I received the MFSL SA-CDs and have given them a listen...*WOW!* I'll try to post a bit more info and get specific as to what impresses me the most, but for now that one word (WOW!!) does a good job of summing-up my over-all impression.


----------



## tesseract (Aug 9, 2010)

They really do care, I enjoy SMFL Redbook and SACD.


----------



## wgmontgomery (Jun 9, 2011)

I don't know how much the gold disc has to do with the sq, but I'd bet that the fact that they use the original master tapes is a BIG part of the _excellent_ sq.


----------



## tesseract (Aug 9, 2010)

The original masters must be a huge part of the sound. Also, MFSL mods their electronics.

Hard to tell if the gold substrate improves the sound, but it does look pretty cool.


----------



## wgmontgomery (Jun 9, 2011)

tesseract said:


> The original masters must be a huge part of the sound. Also, MFSL mods their electronics.
> 
> Hard to tell if the gold substrate improves the sound, but it does look pretty cool.


There's an insert detailing the equipment that MFSL uses; they use custom electronics with a bandwidth of DC to 100kHz (sampled at 2.8MHz)!! I will never forget the sound of Pink Floyd's _The Wall _ on MFSL; it had a _liquid_ sound I had never before (or since) heard on Redbook CD. 

I noticed that the new SA-CDs background "noise" isn't "black" or even ultra-quiet; it's just plain non-existent! On _52nd Street_ I'd swear that you are sitting in the sound engineer's chair; truly incredible SQ.


----------



## tesseract (Aug 9, 2010)

I _used_ to own MFSL "The Wall". :doh: I'll pick me up a used one, someday, although they ain't cheap. :spend::dollarsign::dollarsign::dollarsign:

The DVD of the The Wall has really nice sound. Wish they would release it and the other Floyd shows on Blu Ray. Hoping The Wall sees SACD, too.


----------



## wgmontgomery (Jun 9, 2011)

tesseract said:


> I _used_ to own MFSL "The Wall". :doh: I'll pick me up a used one, someday, although they ain't cheap. :spend::dollarsign::dollarsign::dollarsign:
> 
> The DVD of the The Wall has really nice sound. Wish they would release it and the other Floyd shows on Blu Ray. Hoping The Wall sees SACD, too.


+1 :TT I JUST ordered _Amused to Death_ on Sony SBM (Gold)


----------



## tesseract (Aug 9, 2010)

wgmontgomery said:


> +1 :TT I JUST ordered _Amused to Death_ on Sony SBM (Gold)

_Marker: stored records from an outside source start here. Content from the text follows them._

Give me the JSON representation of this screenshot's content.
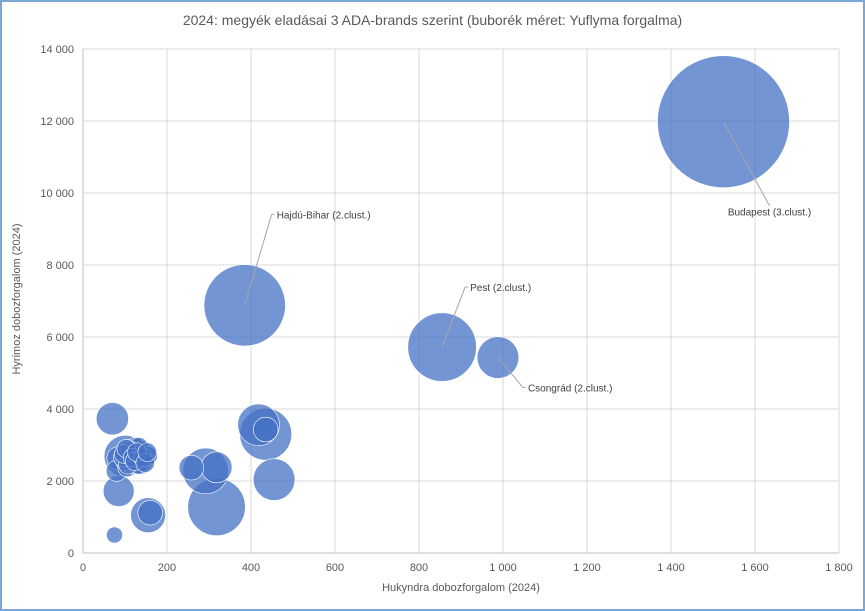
{
  "chart_data": {
    "type": "bubble",
    "title": "2024: megyék eladásai 3 ADA-brands szerint (buborék méret: Yuflyma forgalma)",
    "xlabel": "Hukyndra dobozforgalom (2024)",
    "ylabel": "Hyrimoz dobozforgalom (2024)",
    "xlim": [
      0,
      1800
    ],
    "ylim": [
      0,
      14000
    ],
    "x_ticks": [
      "0",
      "200",
      "400",
      "600",
      "800",
      "1 000",
      "1 200",
      "1 400",
      "1 600",
      "1 800"
    ],
    "y_ticks": [
      "0",
      "2 000",
      "4 000",
      "6 000",
      "8 000",
      "10 000",
      "12 000",
      "14 000"
    ],
    "grid": true,
    "bubble_color": "#4472c4",
    "points": [
      {
        "x": 1525,
        "y": 11980,
        "size": 100,
        "label": "Budapest (3.clust.)"
      },
      {
        "x": 385,
        "y": 6880,
        "size": 38,
        "label": "Hajdú-Bihar (2.clust.)"
      },
      {
        "x": 855,
        "y": 5720,
        "size": 27,
        "label": "Pest (2.clust.)"
      },
      {
        "x": 988,
        "y": 5430,
        "size": 10,
        "label": "Csongrád (2.clust.)"
      },
      {
        "x": 318,
        "y": 1280,
        "size": 19,
        "label": ""
      },
      {
        "x": 435,
        "y": 3300,
        "size": 15.5,
        "label": ""
      },
      {
        "x": 418,
        "y": 3560,
        "size": 10,
        "label": ""
      },
      {
        "x": 435,
        "y": 3430,
        "size": 3.5,
        "label": ""
      },
      {
        "x": 292,
        "y": 2280,
        "size": 12,
        "label": ""
      },
      {
        "x": 455,
        "y": 2040,
        "size": 10,
        "label": ""
      },
      {
        "x": 318,
        "y": 2380,
        "size": 5.5,
        "label": ""
      },
      {
        "x": 258,
        "y": 2370,
        "size": 3.5,
        "label": ""
      },
      {
        "x": 100,
        "y": 2690,
        "size": 10,
        "label": ""
      },
      {
        "x": 70,
        "y": 3730,
        "size": 6,
        "label": ""
      },
      {
        "x": 85,
        "y": 2630,
        "size": 3.2,
        "label": ""
      },
      {
        "x": 80,
        "y": 2280,
        "size": 2.5,
        "label": ""
      },
      {
        "x": 105,
        "y": 2380,
        "size": 2,
        "label": ""
      },
      {
        "x": 105,
        "y": 2600,
        "size": 2,
        "label": ""
      },
      {
        "x": 105,
        "y": 2800,
        "size": 2,
        "label": ""
      },
      {
        "x": 110,
        "y": 2500,
        "size": 2,
        "label": ""
      },
      {
        "x": 110,
        "y": 2900,
        "size": 2,
        "label": ""
      },
      {
        "x": 115,
        "y": 2700,
        "size": 2,
        "label": ""
      },
      {
        "x": 118,
        "y": 2450,
        "size": 2,
        "label": ""
      },
      {
        "x": 120,
        "y": 2850,
        "size": 2,
        "label": ""
      },
      {
        "x": 125,
        "y": 2600,
        "size": 2,
        "label": ""
      },
      {
        "x": 130,
        "y": 2750,
        "size": 2,
        "label": ""
      },
      {
        "x": 130,
        "y": 2900,
        "size": 2,
        "label": ""
      },
      {
        "x": 135,
        "y": 2550,
        "size": 2,
        "label": ""
      },
      {
        "x": 140,
        "y": 2700,
        "size": 2,
        "label": ""
      },
      {
        "x": 140,
        "y": 2450,
        "size": 2,
        "label": ""
      },
      {
        "x": 135,
        "y": 2850,
        "size": 2,
        "label": ""
      },
      {
        "x": 125,
        "y": 2950,
        "size": 2,
        "label": ""
      },
      {
        "x": 110,
        "y": 2650,
        "size": 2,
        "label": ""
      },
      {
        "x": 115,
        "y": 2550,
        "size": 2,
        "label": ""
      },
      {
        "x": 120,
        "y": 2750,
        "size": 2,
        "label": ""
      },
      {
        "x": 128,
        "y": 2450,
        "size": 2,
        "label": ""
      },
      {
        "x": 138,
        "y": 2600,
        "size": 2,
        "label": ""
      },
      {
        "x": 105,
        "y": 2700,
        "size": 2,
        "label": ""
      },
      {
        "x": 145,
        "y": 2550,
        "size": 2,
        "label": ""
      },
      {
        "x": 148,
        "y": 2750,
        "size": 2,
        "label": ""
      },
      {
        "x": 100,
        "y": 2550,
        "size": 2,
        "label": ""
      },
      {
        "x": 95,
        "y": 2650,
        "size": 2,
        "label": ""
      },
      {
        "x": 140,
        "y": 2850,
        "size": 2,
        "label": ""
      },
      {
        "x": 150,
        "y": 2650,
        "size": 2,
        "label": ""
      },
      {
        "x": 133,
        "y": 2450,
        "size": 2,
        "label": ""
      },
      {
        "x": 133,
        "y": 2950,
        "size": 2,
        "label": ""
      },
      {
        "x": 155,
        "y": 2700,
        "size": 2,
        "label": ""
      },
      {
        "x": 107,
        "y": 2450,
        "size": 2,
        "label": ""
      },
      {
        "x": 112,
        "y": 2850,
        "size": 2,
        "label": ""
      },
      {
        "x": 97,
        "y": 2750,
        "size": 2,
        "label": ""
      },
      {
        "x": 103,
        "y": 2900,
        "size": 2,
        "label": ""
      },
      {
        "x": 118,
        "y": 2650,
        "size": 2,
        "label": ""
      },
      {
        "x": 123,
        "y": 2550,
        "size": 2,
        "label": ""
      },
      {
        "x": 143,
        "y": 2650,
        "size": 2,
        "label": ""
      },
      {
        "x": 128,
        "y": 2800,
        "size": 2,
        "label": ""
      },
      {
        "x": 148,
        "y": 2500,
        "size": 2,
        "label": ""
      },
      {
        "x": 153,
        "y": 2800,
        "size": 2,
        "label": ""
      },
      {
        "x": 85,
        "y": 1720,
        "size": 5.5,
        "label": ""
      },
      {
        "x": 155,
        "y": 1050,
        "size": 7,
        "label": ""
      },
      {
        "x": 160,
        "y": 1120,
        "size": 3.5,
        "label": ""
      },
      {
        "x": 75,
        "y": 500,
        "size": 1.5,
        "label": ""
      }
    ]
  }
}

I've never heard this, but one day I will order it anyway.


----------



## wgmontgomery (Jun 9, 2011)

tesseract said:


> I've never heard this, but one day I will order it anyway.


It's Roger Waters' Sony Master Sound release that is "bit-mapped" to quasi 20 bit resolution. BIG MONEY!! I have an original release, a Japanese release and (soon) the Sony SBM (Super Bit Mapping) Gold CD. I'm actually thinking of doing a review to see (hear??  ) if there's any real difference in SQ.


----------